Однако, по утверждению Саппака, достижения телевидения на Молодежном фестивале даже превзошли возможности документального кино. Будь фильмы о фестивале сняты и просмотрены позже, заявлял Саппак, впечатления были бы уже не те. «Пусть прошло время и о московском фестивале были сняты кинофильмы, где есть и цвет, и напряженный монтаж, и поэтический дикторский текст, – писал он. – Они тоже по-своему взволновали нас. Но это не было уже волнение непосредственное, живое и неповторимое…»83 Поскольку телевизионная трансляция велась в режиме реального времени, участие аудитории было гораздо более непосредственным, почти физическим. Зрители
живут той же минутой и так же, как те, кто идет или едет по улицам, ощущают значительность этой минуты, живое дыхание ее. Это так – одни на улицах, другие у своих окон, третьи у телевизоров, и у всех общее волнение, общая ответственность. Все мы участники московского фестиваля!84
Лишь прямой эфир делал возможным подобное чувство участия, включение зрителей в то, что Саппак назвал «вдохновенной – в масштабах целого города – импровизацией».

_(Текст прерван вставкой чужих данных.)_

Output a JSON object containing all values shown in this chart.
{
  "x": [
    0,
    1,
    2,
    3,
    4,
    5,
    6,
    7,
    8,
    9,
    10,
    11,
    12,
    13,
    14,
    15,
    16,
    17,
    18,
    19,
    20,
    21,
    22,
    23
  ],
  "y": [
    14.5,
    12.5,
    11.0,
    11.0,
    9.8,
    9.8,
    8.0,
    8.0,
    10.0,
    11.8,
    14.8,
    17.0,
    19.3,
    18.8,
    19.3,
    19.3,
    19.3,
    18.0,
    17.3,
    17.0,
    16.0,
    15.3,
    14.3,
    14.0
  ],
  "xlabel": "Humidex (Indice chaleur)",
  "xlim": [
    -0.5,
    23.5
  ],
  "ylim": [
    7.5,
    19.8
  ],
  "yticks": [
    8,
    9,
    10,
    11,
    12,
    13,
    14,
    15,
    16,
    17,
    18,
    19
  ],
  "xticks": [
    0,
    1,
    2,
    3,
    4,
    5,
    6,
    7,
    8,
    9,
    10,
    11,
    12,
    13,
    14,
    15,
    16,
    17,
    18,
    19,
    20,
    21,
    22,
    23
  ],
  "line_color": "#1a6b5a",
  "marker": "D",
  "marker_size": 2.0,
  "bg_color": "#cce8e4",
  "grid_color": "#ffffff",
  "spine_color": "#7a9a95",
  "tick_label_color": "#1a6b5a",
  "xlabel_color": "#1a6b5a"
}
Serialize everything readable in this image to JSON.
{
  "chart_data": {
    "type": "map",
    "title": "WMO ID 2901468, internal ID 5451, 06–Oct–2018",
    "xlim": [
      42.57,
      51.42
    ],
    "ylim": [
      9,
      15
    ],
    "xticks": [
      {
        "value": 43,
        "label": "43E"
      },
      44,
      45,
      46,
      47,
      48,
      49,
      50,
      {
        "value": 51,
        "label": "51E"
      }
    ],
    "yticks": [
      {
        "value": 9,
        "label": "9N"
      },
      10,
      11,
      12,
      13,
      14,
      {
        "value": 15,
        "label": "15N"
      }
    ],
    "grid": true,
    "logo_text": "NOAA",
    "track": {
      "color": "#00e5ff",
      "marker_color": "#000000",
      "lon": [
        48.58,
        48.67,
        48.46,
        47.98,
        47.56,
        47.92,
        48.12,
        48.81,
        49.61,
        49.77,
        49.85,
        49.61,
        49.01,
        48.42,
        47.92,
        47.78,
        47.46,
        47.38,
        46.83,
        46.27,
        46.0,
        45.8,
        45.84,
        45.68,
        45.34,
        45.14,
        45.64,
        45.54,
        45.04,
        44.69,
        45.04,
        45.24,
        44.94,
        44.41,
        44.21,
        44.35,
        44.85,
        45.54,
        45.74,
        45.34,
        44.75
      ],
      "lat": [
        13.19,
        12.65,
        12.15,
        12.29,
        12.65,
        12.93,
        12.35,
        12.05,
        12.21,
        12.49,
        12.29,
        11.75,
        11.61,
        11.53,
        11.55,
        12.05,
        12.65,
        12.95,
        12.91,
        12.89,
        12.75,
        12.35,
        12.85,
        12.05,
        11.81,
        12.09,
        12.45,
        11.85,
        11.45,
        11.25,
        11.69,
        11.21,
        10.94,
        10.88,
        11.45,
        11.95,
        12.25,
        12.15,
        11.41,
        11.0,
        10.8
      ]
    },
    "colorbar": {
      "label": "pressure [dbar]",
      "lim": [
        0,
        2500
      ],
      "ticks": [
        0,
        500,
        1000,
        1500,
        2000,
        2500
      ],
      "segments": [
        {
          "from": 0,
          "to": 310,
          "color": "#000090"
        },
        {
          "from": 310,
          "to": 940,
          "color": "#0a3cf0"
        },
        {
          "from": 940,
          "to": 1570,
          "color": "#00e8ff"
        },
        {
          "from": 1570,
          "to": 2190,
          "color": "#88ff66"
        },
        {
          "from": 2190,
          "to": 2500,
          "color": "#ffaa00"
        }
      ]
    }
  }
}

Саппаковское изображение Молодежного фестиваля как живой, рассредоточенной в пространстве «импровизации», участвовать в которой можно было не выходя из дома, показывает, насколько тесно были связаны его представления о природе и эстетических качествах телевидения, с одной стороны, с массовыми празднествами послереволюционного авангарда, а с другой – с особым, оптимистическим, даже эйфорическим взглядом на природу повседневной советской жизни в период хрущевской оттепели. Описывая способность телевидения создавать эстетический опыт, выходящий за рамки простого наблюдения за событиями, Саппак явно упускает из виду многие приемы, использовавшиеся советскими документалистами. В первом из приведенных выше отрывков остается неясным: возникает ли «композиция кадра» «стихийно» или «по воле оператора-режиссера»? Такое почти пассивное посредничество мало напоминает, скажем, монтаж Сергея Эйзенштейна, который выбивал зрителей из визуальной рутины, сталкивая непохожие образы и разрывая кадр85. В отличие от советских 1920‐х, когда искусство должно было совершить работу эстетической революции, конец 1950‐х годов был пиком оттепельного оптимизма, отчего Саппак и мог утверждать, что революционная трансформация повседневной жизни становится очевидной повсюду. Для него одной из причин, почему телевидение было особенно перспективным кандидатом на роль искусства, несмотря на кажущуюся ограниченность художественных ресурсов прямого эфира, было то, что сама жизнь становилась все более похожей на искусство.